La scena che si presentava davanti ai nostri occhi era assurda. Guardai il mio migliore amico che da bianco com'era per il timore di confessare i suoi sentimenti diventò rosso di rabbia, tant'è che le sue guance raggiunsero la tinta dei suoi capelli. Sarebbe stata un'immagine abbastanza divertente da immortalare, in un altro contesto.
Max si stava dirigendo a passo spedito in direzione di Chase, che stava appassionatamente baciando Rebecca, ignaro di ciò che stava per accadere. Il rosso li separò e, prima di poter dire qualcosa, guardò Rebecca con uno sguardo indignato.
Evidentemente l'alcol stava facendo effetto...
- Reb, tu lo sai quanto io... sapevi come... - Stava farneticando, io ero più incredulo della folla che si stava formando accanto a loro.

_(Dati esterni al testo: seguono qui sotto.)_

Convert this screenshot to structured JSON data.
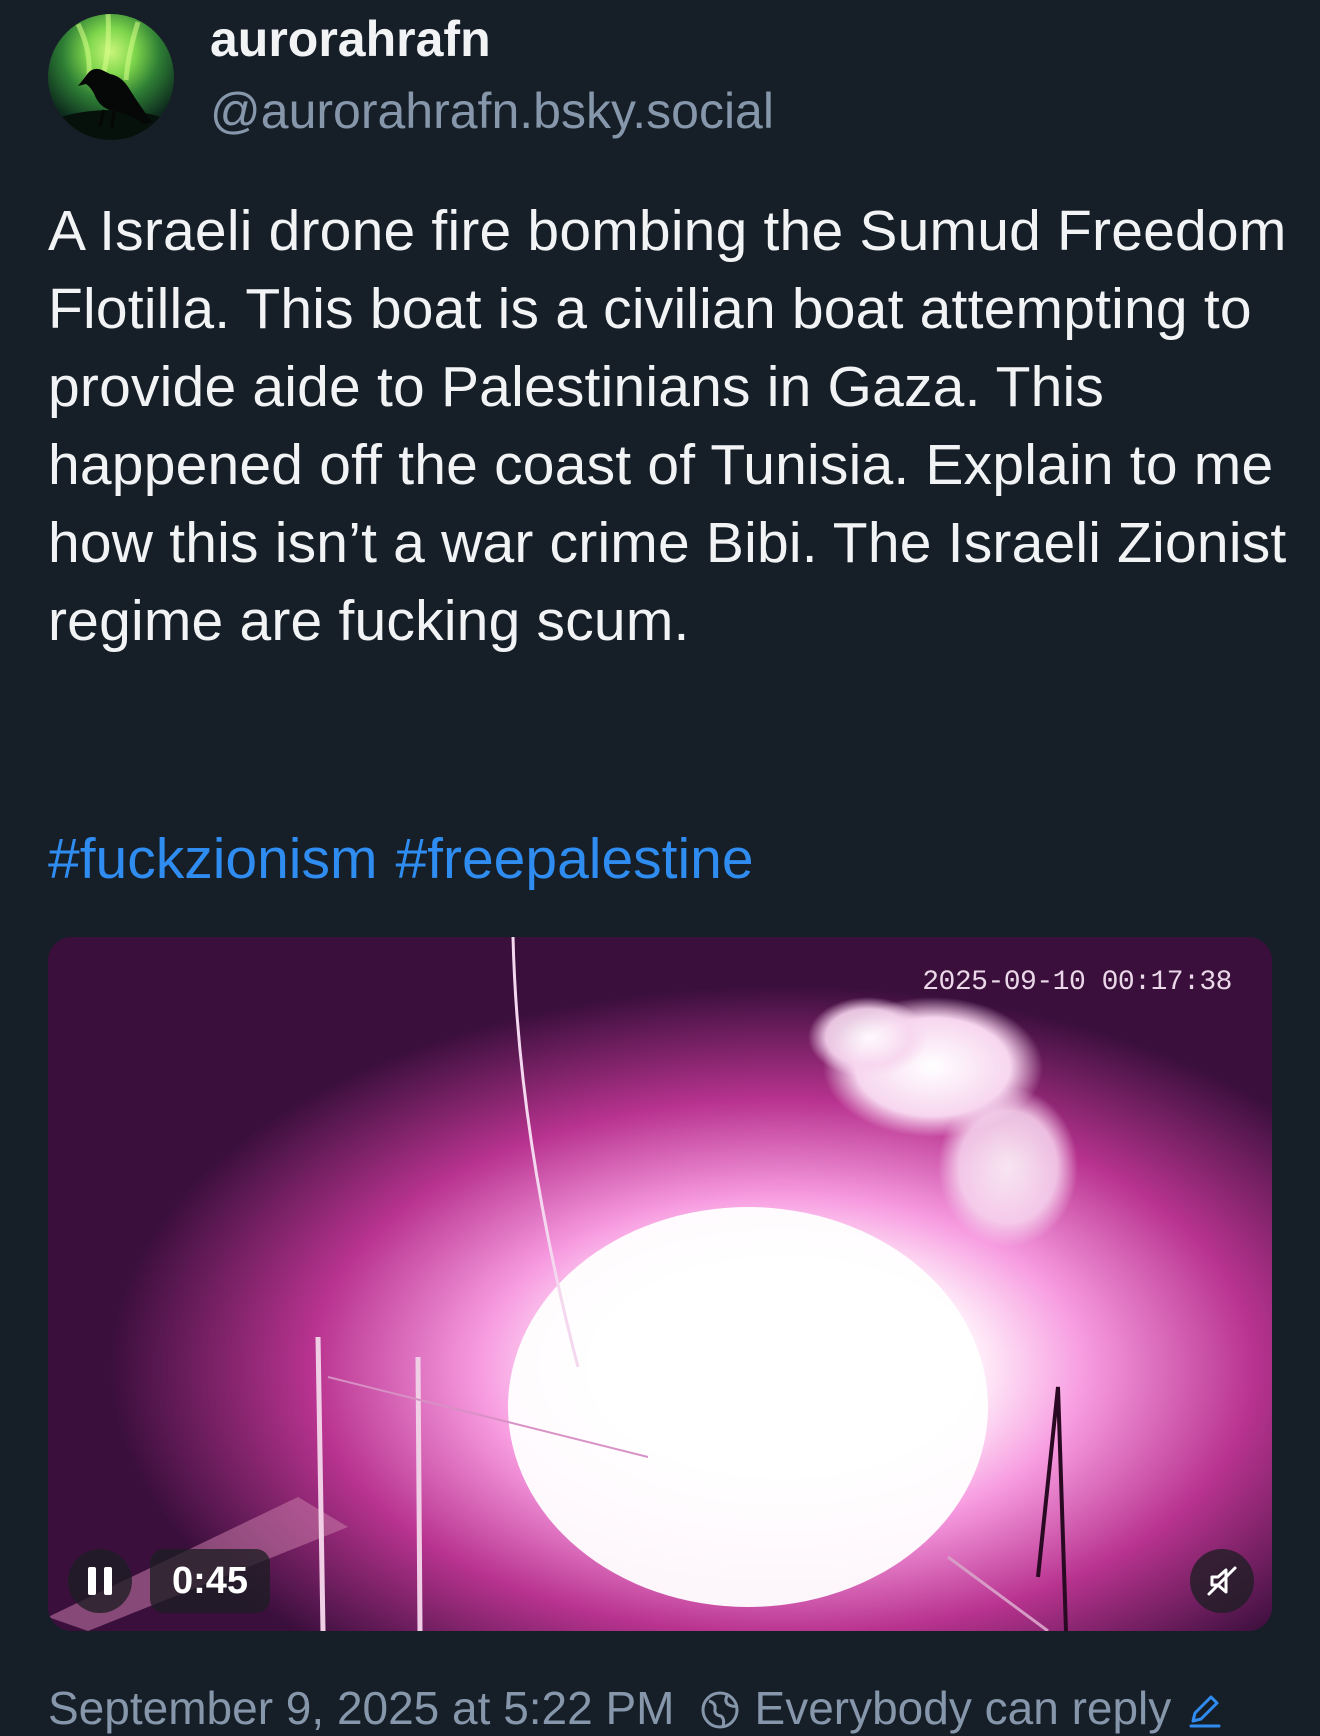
{
  "author": {
    "display_name": "aurorahrafn",
    "handle": "@aurorahrafn.bsky.social",
    "avatar_icon": "raven-aurora-avatar"
  },
  "post": {
    "text": "A Israeli drone fire bombing the Sumud Freedom Flotilla. This boat is a civilian boat attempting to provide aide to Palestinians in Gaza. This happened off the coast of Tunisia. Explain to me how this isn’t a war crime Bibi. The Israeli Zionist regime are fucking scum.",
    "hashtags": [
      "#fuckzionism",
      "#freepalestine"
    ]
  },
  "video": {
    "overlay_timestamp": "2025-09-10 00:17:38",
    "time_remaining": "0:45",
    "state": "playing",
    "muted": true,
    "pause_icon": "pause-icon",
    "mute_icon": "speaker-muted-icon"
  },
  "footer": {
    "posted_at": "September 9, 2025 at 5:22 PM",
    "reply_setting": "Everybody can reply",
    "globe_icon": "globe-icon",
    "edit_icon": "pencil-icon"
  },
  "colors": {
    "background": "#161e27",
    "text": "#f1f3f5",
    "muted_text": "#8797ab",
    "link": "#2f8cf0"
  }
}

- REBECCA JOHNSON! - Una voce squillante portò lo sguardo di tutti a voltarsi nella direzione opposta. Una figura slanciata si fece largo tra i presenti; i capelli corvini raccolti in uno chignon e l'abito nero le donavano un tono di austerità. I suoi tacchi a spillo, non appena toccavano terra, riecheggiavano sul parquet di legno del salotto.
Qualcuno deve aver fermato la musica, pensai.
Gli occhi di tutti, stavolta, erano fissi sul volto incredulo di Rebecca.
- Mamma...- Disse la ragazza, sconvolta. L'imbarazzo le ruppe la voce, lasciando la frase in sospeso.